Rupture du contrat de travail à l’initiative de l’employeur, le licenciement est parfaitement encadrée par la loi en vue de la protection des droits du salarié. Le travailleur ne peut donc être licencié de façon arbitraire par l’entreprise qui l’emploie. Le Code du travail prévoit deux types de licenciements ainsi que le versement d’indemnités au salarié licencié en dehors de toute faute grave ou lourde de celui-ci.

Le licenciement pour motif personnel

Ce type de licenciement qui se fonde sur une cause sérieuse et réelle est lié à la personne du travailleur. Il est de nature disciplinaire quand il résulte de la sanction d’une faute. Trois types de faute sont prévus par le Code du travail : simple, grave et lourde. La faute simple peut être constituée par les erreurs de caisses ou encore les absences injustifiées ou répétées. Pour ce qui est de la faute grave, il s’agit d’une violation par le salarié des obligations contenues dans son contrat de travail : abandon de poste ou encore refus d’exécution de sa mission. La faute lourde est celle que commet intentionnellement un travailleur dans le but de nuire à son employeur.

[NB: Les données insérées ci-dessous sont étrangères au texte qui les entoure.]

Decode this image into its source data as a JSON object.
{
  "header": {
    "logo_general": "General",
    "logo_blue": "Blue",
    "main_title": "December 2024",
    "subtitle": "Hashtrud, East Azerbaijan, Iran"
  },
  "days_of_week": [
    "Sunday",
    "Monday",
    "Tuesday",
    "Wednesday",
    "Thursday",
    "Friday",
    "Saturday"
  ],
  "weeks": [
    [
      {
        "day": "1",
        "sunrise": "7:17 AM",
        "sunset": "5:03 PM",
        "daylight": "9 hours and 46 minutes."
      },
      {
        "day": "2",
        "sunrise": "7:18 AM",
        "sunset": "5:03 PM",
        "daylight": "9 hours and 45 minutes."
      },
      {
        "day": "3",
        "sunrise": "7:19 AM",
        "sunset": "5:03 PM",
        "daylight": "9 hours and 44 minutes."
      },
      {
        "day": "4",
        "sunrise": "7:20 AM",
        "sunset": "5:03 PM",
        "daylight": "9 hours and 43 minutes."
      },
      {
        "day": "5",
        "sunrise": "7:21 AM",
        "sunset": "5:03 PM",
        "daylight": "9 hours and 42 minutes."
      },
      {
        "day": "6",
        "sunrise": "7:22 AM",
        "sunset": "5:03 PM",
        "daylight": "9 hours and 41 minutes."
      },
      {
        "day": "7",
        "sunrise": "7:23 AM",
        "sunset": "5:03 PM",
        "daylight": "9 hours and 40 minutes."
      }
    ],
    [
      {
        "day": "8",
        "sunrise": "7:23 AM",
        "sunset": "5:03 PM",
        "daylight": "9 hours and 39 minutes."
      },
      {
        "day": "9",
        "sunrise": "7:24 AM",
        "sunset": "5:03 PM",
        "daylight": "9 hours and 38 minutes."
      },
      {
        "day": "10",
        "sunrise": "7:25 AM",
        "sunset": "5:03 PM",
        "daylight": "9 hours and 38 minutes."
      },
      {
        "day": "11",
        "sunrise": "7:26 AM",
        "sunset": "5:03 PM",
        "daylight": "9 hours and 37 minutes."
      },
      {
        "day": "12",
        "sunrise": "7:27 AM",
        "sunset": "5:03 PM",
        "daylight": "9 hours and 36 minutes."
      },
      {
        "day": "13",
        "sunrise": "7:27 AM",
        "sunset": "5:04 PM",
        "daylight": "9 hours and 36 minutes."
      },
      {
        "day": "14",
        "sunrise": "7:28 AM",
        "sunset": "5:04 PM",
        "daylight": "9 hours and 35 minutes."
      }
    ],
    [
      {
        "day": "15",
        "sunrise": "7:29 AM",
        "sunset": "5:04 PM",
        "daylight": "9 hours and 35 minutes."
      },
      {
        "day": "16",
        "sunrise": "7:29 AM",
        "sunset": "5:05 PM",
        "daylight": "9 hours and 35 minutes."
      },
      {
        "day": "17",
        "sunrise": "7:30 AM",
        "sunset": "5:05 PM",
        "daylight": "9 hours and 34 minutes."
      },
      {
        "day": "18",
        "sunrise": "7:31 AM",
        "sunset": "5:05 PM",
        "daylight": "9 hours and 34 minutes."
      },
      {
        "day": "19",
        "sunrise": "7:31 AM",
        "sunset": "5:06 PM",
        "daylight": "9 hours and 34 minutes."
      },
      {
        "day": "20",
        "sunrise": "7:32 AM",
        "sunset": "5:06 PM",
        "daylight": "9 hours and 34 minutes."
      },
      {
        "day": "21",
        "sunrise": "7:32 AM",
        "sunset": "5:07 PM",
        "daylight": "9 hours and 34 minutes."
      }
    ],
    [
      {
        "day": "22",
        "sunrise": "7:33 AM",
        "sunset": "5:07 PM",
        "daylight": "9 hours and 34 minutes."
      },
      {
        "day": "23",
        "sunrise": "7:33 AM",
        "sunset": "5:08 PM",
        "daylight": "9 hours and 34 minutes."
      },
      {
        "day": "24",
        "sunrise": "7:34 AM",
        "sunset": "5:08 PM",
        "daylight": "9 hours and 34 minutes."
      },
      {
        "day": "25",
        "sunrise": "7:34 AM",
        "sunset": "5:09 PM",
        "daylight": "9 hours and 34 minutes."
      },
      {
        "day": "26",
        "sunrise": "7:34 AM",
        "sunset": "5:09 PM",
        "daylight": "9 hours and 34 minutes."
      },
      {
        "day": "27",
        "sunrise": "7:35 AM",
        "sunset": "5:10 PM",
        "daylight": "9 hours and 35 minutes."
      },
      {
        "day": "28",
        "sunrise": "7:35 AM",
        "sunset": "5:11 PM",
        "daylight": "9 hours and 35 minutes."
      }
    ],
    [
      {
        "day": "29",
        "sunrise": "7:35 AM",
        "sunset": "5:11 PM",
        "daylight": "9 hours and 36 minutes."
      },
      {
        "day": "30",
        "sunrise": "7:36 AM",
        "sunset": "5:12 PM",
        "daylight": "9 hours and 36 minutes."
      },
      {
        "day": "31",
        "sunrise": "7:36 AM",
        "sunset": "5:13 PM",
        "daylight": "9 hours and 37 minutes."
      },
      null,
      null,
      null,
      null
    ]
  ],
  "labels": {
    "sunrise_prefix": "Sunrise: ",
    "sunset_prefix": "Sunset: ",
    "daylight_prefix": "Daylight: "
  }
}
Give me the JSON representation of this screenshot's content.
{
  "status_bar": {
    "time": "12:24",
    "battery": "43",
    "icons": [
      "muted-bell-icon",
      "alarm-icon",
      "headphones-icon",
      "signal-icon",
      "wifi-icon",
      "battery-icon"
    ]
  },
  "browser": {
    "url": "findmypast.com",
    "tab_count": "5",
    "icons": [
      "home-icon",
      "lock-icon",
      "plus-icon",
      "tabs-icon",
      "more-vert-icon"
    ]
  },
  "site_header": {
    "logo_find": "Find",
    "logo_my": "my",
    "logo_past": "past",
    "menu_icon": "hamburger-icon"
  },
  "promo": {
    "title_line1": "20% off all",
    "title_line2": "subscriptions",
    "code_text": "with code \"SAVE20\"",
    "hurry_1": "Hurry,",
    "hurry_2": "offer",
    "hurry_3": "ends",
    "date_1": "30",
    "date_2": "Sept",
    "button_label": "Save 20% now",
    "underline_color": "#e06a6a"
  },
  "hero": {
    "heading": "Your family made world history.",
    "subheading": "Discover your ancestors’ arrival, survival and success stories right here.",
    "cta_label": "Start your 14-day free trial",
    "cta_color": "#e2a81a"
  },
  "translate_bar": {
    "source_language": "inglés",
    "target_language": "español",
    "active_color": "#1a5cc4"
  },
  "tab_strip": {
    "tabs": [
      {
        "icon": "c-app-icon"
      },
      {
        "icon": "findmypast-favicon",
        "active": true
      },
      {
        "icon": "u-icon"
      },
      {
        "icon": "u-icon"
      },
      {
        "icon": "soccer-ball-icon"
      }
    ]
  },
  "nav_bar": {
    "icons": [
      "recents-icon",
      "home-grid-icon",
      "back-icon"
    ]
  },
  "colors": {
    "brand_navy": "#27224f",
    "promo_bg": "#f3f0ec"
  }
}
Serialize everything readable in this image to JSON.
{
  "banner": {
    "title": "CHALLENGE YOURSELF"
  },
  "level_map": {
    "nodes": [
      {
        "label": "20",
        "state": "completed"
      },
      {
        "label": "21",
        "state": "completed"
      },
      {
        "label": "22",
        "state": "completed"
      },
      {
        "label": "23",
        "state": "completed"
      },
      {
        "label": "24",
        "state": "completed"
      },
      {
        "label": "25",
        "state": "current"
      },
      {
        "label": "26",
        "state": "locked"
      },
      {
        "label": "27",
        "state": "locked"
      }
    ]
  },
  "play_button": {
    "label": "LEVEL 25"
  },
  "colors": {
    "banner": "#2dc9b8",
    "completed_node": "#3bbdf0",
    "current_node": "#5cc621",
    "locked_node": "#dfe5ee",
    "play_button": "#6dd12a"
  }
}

Le licenciement pour motif économique

Le licenciement pour économique comme son nom l’indique est extérieur à la personne du salarié. Il est également fondé sur une cause sérieuse et réelle. Il peut intervenir en cas de difficultés économiques, de nécessité de réorganiser l’entreprise pour plus de compétitivité, de cessation d’activités, d’adaptation aux mutations technologiques ou encore de modification du travail sans l’accord du salarié.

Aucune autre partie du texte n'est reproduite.